Chinese property sector to slow down next year
The sector outlook is unlikely to be positive in 2020 as flattening growth is predicted
12 Dec 2019 | Janette Chen

After years of surging growth, the property market in China is starting to calm down as it experiences weakening sales and a tightened regulatory environment. As a result, the sector outlook for next year will very likely not be positive.

The growth rate of new home prices in major cities in China slowed down during the first ten months of this year, according to the National Bureau of Statistics (NBS). “There is 10% y-o-y growth as of October this year,” says Franco Leung, associate managing director at Moody’s Investors Service. 

Chinese analysts expect the property industry to experience hard times in the next two years. “Although the fundamentals don’t indicate a sharp fall in the housing prices, developers are expected to decrease by about two-thirds in the next few years,” according to Chinese think tank, the China Center for International Economic Exchanges.

Meanwhile, Chinese regulators will continue to tighten supervision over the property sector as the central government says they will continue focusing on stabilizing property prices in the coming year.

According to a report issued on December 11 by the Chinese Academy of Social Sciences, investment in property development reached 109.6 billion yuan (US$15.57 billion) in the first ten months, recording a growth of 10.3% y-o-y. "The indicators show that there is no need to adjust the policies on the property sector," says the academy, noting that the regulators will continue to stabilize the market.

“We expect nationwide property sales to stay flat over the next 6-12 months.
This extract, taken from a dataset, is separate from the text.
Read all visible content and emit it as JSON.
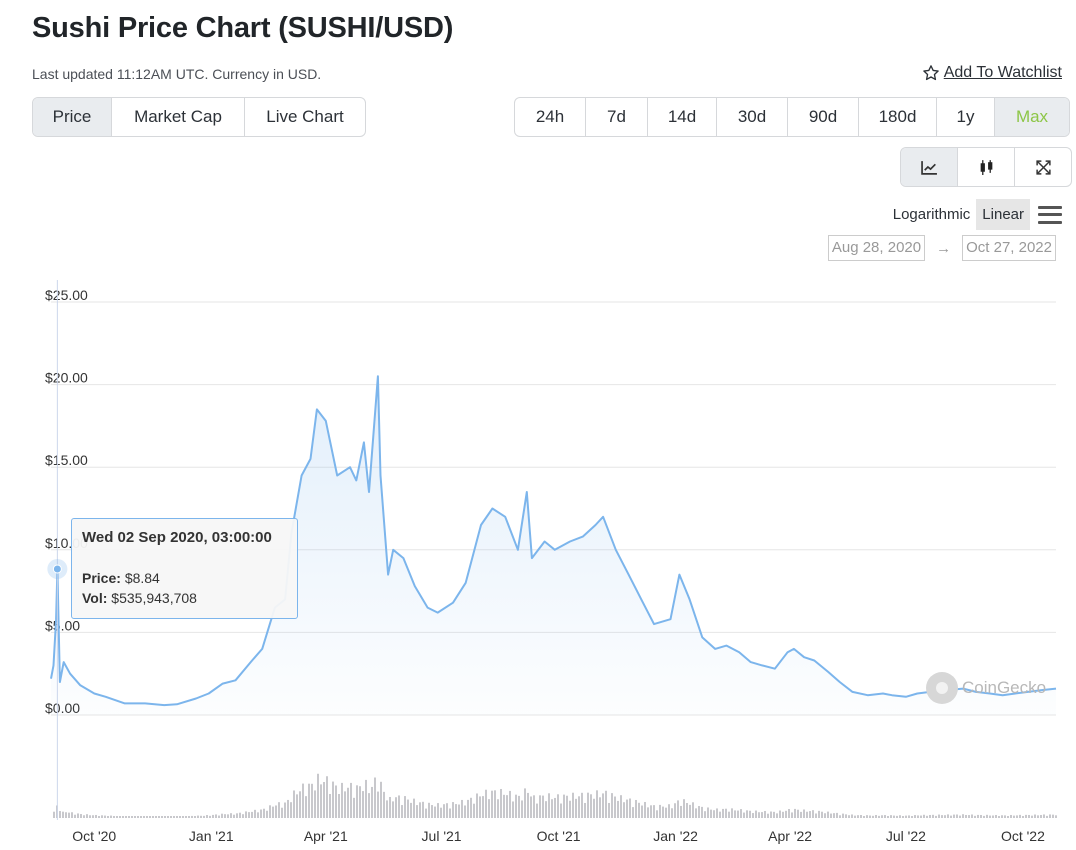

The fact that we are expecting flattening growth reflects a weakening in the property demand. In particular, we expect weaker demand in lower-tier cities because of the high base of comparison last year,” says Leung.

Moody’s has a stable outlook on the 2020 China property sector. “The reason why we have kept a stable outlook is mainly because of the expectation of y-o-y flattening sales growth over the next 12 months. The funding condition will remain tight,” says Leung. “The credit risk is actually mounting because of slowing sales growth and tight funding,” he adds, noting that the funding conditions are tighter than expected.

Changing the outlook to positive is unlikely next year, according to Moody’s. “If we were to change the outlook, it is more likely to be changed to negative rather than positive,” Leung says. 

“And what will lead to a change in the outlook? There might be a further weakening in contract sales nationwide with a fall of more than 5-10% over the next 12 months, which could change the outlook to negative,” says Leung.